There was, for example, the time when my mother was trying to save a little Sheltie from one of our local humane societies. A volunteer there knew the dog was scheduled to be killed because it had mange, a very treatable ailment. The humane society would not release the dog because they had determined he was "unadoptable." The volunteer was exasperated and had called my mother for assistance. My mom, therefore, called the shelter director. He, too, told her... "No, you cannot adopt the dog. He is unadoptable." After going round and round, she eventually screamed, "He can't be unadoptable if there are people trying to adopt him."
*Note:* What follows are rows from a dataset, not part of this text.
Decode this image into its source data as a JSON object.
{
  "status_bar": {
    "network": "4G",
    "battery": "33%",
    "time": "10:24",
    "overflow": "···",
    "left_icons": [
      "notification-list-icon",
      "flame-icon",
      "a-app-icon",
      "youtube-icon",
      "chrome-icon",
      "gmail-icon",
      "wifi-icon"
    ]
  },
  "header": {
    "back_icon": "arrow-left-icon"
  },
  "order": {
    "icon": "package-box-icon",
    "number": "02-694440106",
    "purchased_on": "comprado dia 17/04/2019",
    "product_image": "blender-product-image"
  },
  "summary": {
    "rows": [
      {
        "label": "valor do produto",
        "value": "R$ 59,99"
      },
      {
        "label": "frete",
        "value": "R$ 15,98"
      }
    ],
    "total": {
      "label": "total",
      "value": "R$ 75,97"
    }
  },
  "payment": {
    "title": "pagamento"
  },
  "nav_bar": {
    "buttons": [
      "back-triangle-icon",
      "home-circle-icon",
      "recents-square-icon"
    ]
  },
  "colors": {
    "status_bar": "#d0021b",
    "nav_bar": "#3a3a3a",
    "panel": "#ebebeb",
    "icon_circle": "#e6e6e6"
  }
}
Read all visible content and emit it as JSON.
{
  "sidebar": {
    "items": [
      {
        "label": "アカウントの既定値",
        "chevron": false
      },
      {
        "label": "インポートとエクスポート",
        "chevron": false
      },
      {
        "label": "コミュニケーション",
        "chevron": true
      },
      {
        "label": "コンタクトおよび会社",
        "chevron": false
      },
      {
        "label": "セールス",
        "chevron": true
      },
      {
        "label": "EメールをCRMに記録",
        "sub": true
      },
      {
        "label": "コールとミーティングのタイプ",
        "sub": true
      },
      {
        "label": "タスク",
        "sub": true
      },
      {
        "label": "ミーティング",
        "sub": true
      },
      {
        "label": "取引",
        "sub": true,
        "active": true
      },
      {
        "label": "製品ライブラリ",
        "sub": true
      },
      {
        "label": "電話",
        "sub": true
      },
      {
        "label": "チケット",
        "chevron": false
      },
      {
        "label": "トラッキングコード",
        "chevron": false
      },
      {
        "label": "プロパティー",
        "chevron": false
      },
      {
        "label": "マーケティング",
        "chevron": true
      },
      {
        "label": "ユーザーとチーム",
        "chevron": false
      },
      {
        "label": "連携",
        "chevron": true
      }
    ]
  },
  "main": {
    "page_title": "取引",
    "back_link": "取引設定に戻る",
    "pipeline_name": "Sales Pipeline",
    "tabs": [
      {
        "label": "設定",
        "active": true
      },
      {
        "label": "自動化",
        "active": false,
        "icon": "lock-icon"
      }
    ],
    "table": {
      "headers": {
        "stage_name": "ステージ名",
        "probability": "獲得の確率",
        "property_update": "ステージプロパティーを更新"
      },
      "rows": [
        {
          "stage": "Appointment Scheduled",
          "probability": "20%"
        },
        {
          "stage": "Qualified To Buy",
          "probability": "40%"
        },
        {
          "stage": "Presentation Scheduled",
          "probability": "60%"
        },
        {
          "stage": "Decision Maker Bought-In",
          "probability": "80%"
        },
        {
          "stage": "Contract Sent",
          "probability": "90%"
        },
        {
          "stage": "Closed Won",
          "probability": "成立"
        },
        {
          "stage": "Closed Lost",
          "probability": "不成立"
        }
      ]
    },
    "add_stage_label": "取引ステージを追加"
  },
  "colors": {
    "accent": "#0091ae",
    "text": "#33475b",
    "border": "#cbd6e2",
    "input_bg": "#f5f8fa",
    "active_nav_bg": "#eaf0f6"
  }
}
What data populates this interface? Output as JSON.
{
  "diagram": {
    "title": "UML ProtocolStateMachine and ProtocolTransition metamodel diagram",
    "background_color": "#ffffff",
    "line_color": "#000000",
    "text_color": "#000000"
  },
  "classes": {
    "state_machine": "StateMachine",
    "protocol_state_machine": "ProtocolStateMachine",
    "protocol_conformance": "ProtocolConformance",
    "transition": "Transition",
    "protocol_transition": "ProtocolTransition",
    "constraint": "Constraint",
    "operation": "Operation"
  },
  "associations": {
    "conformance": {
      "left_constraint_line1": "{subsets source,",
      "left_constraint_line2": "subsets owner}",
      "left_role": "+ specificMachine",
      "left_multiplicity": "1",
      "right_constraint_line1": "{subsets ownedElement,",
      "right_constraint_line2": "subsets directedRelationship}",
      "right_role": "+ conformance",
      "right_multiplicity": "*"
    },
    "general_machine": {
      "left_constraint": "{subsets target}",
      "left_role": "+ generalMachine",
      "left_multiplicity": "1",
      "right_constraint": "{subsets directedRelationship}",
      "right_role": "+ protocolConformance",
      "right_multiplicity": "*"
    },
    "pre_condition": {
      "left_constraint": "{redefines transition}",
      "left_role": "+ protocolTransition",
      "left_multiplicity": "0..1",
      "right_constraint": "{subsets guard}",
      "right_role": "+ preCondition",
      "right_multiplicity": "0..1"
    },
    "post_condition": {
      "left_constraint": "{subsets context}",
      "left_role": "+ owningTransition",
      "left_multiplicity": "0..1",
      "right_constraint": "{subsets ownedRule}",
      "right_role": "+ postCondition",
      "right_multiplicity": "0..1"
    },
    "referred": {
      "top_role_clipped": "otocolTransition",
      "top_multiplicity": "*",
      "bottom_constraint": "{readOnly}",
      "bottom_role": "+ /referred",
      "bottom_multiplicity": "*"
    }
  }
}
That shelter would go on to kill that poor dog. And, his body count would be added to the number of animals killed in animal shelters annually, which were used to maintain the belief that so-called "pet overpopulation" was real, which assumed shelters would never kill healthy or treatable animals if there were other options.
During those early years of our animal advocacy we had many experiences with many shelters like that one: shelters choosing killing in spite of easy alternatives that were readily available to them. Therefore, looking back on it, it seems surreal that we never questioned whether "pet overpopulation" was actually real or an imaginary windmill we were fighting, Don Quixote style. But, we didn't. We went along with the cultural mindset of the time which said there are too many animals and not enough homes and therefore many shelters have to kill animals. We also believed that the ultimate solution was spay and neuter so that at some distant point in the future, it could result in a day when shelters didn't "have to" kill animals any more. That began to change when I read Nathan Winograd's book Redemption: The Myth of Pet Overpopulation and the No Kill Revolution in America. Note: That "pet overpopulation" is a myth is right there in the title. For me, those were fighting words and the hairs on the back of my neck stood up. I still read it with an open mind. And, I learned a lot.
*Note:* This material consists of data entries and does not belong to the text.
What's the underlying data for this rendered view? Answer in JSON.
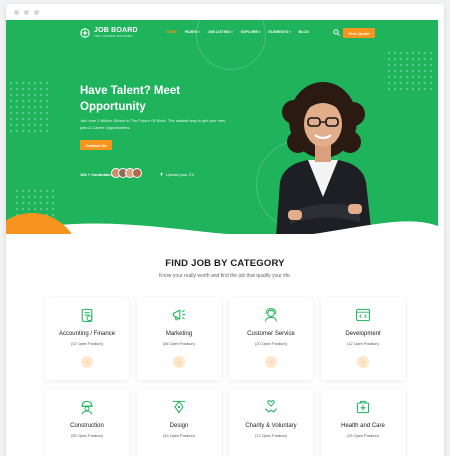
{
  "nav": {
    "logo_title": "JOB BOARD",
    "logo_sub": "THE CAREER MASTERS",
    "items": [
      {
        "label": "HOME",
        "active": true,
        "caret": false
      },
      {
        "label": "PAGES",
        "active": false,
        "caret": true
      },
      {
        "label": "JOB LISTING",
        "active": false,
        "caret": true
      },
      {
        "label": "EXPLORE",
        "active": false,
        "caret": true
      },
      {
        "label": "ELEMENTS",
        "active": false,
        "caret": true
      },
      {
        "label": "BLOG",
        "active": false,
        "caret": false
      }
    ],
    "cta_label": "Free Quote"
  },
  "hero": {
    "title": "Have Talent? Meet Opportunity",
    "description": "Join over 2 Million Others in The Future Of Work. The easiest way to get your new jobs & Career Opportunities.",
    "button_label": "Contact Us",
    "candidates": "10k + Candidates",
    "upload_label": "Upload your CV"
  },
  "section": {
    "title": "FIND JOB BY CATEGORY",
    "subtitle": "Know your really worth and find the job that qualify your life."
  },
  "categories": [
    {
      "name": "Accounting / Finance",
      "positions": "(02 Open Position)",
      "icon": "finance-icon"
    },
    {
      "name": "Marketing",
      "positions": "(86 Open Position)",
      "icon": "megaphone-icon"
    },
    {
      "name": "Customer Service",
      "positions": "(20 Open Position)",
      "icon": "support-agent-icon"
    },
    {
      "name": "Development",
      "positions": "(12 Open Position)",
      "icon": "code-window-icon"
    },
    {
      "name": "Construction",
      "positions": "(55 Open Position)",
      "icon": "construction-worker-icon"
    },
    {
      "name": "Design",
      "positions": "(43 Open Position)",
      "icon": "pen-tool-icon"
    },
    {
      "name": "Charity & Voluntary",
      "positions": "(12 Open Position)",
      "icon": "charity-hands-icon"
    },
    {
      "name": "Health and Care",
      "positions": "(25 Open Position)",
      "icon": "medical-kit-icon"
    }
  ],
  "colors": {
    "brand_green": "#1fb35c",
    "accent_orange": "#f7941d"
  }
}
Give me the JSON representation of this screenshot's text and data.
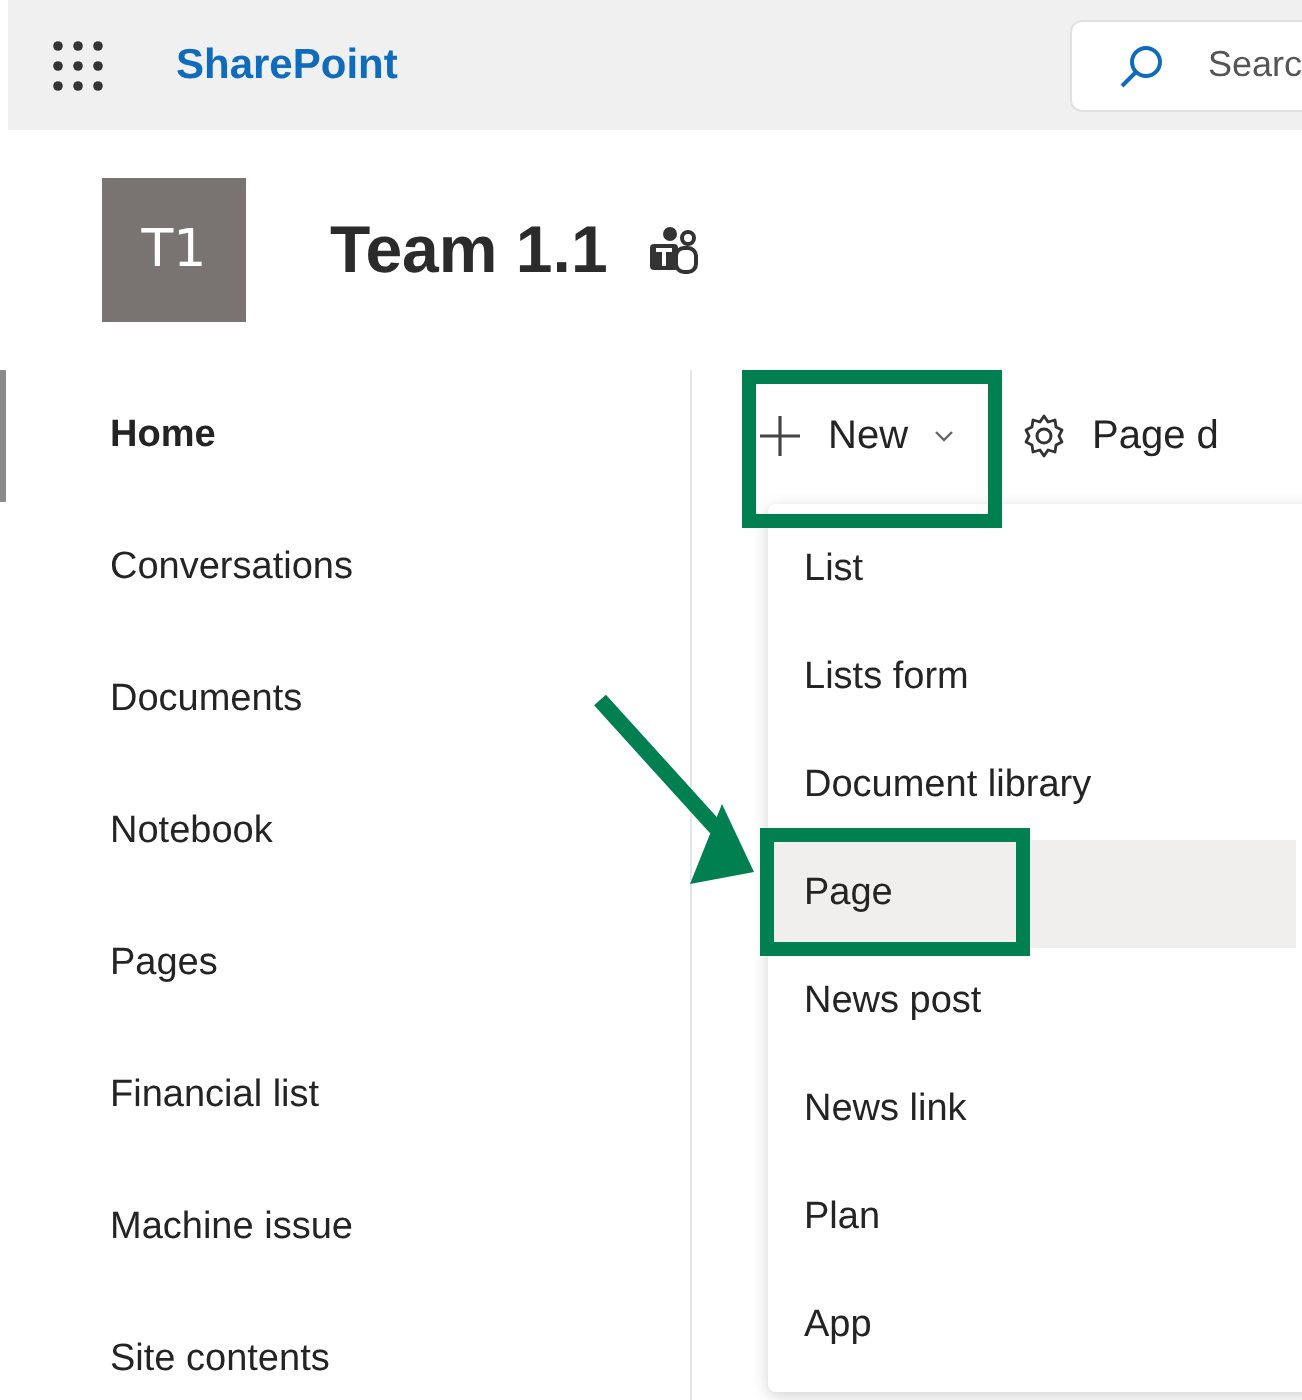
{
  "header": {
    "app_name": "SharePoint",
    "search_placeholder": "Searc"
  },
  "site": {
    "logo_text": "T1",
    "title": "Team 1.1"
  },
  "nav": [
    {
      "label": "Home",
      "selected": true
    },
    {
      "label": "Conversations",
      "selected": false
    },
    {
      "label": "Documents",
      "selected": false
    },
    {
      "label": "Notebook",
      "selected": false
    },
    {
      "label": "Pages",
      "selected": false
    },
    {
      "label": "Financial list",
      "selected": false
    },
    {
      "label": "Machine issue",
      "selected": false
    },
    {
      "label": "Site contents",
      "selected": false
    }
  ],
  "command_bar": {
    "new_label": "New",
    "new_boxed": true,
    "page_details_label": "Page d"
  },
  "new_menu": [
    {
      "label": "List",
      "selected": false,
      "boxed": false
    },
    {
      "label": "Lists form",
      "selected": false,
      "boxed": false
    },
    {
      "label": "Document library",
      "selected": false,
      "boxed": false
    },
    {
      "label": "Page",
      "selected": true,
      "boxed": true
    },
    {
      "label": "News post",
      "selected": false,
      "boxed": false
    },
    {
      "label": "News link",
      "selected": false,
      "boxed": false
    },
    {
      "label": "Plan",
      "selected": false,
      "boxed": false
    },
    {
      "label": "App",
      "selected": false,
      "boxed": false
    }
  ]
}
Since that time, other people have done the hard work of quantifying the supply and demand of companion animals, objectively proving that there are plenty of homes in the USA available to save every single healthy or treatable pet that enters an animal shelter. And, that has certainly been true all of my life. The real reasons shelters kill healthy and treatable pets is because they have failed to implement the programs that will save them. Too many shelters like to talk about so-called pet overpopulation, because doing so excuses the killing they are doing. It implies there is some terrible thing outside of their control that makes them respond in this fatal way. But, it is just not true. What people think of as "pet overpopulation" is actually "shelter overpopulation" which occurs when animal shelters take in more animals than leave alive. That happens for two primary reasons: They take in animals that do not need "rescue" (like healthy free-roaming cats) and they make getting animals out alive too difficult. They also fail to help people keep their pets in their homes, don't do what they should to return stray animals to their families, and more. By changing those things, any animal shelter can stop killing overnight. For all of those reasons, animal advocates should stop using the term "pet overpopulation" and call it what it really is: Shelter overpopulation.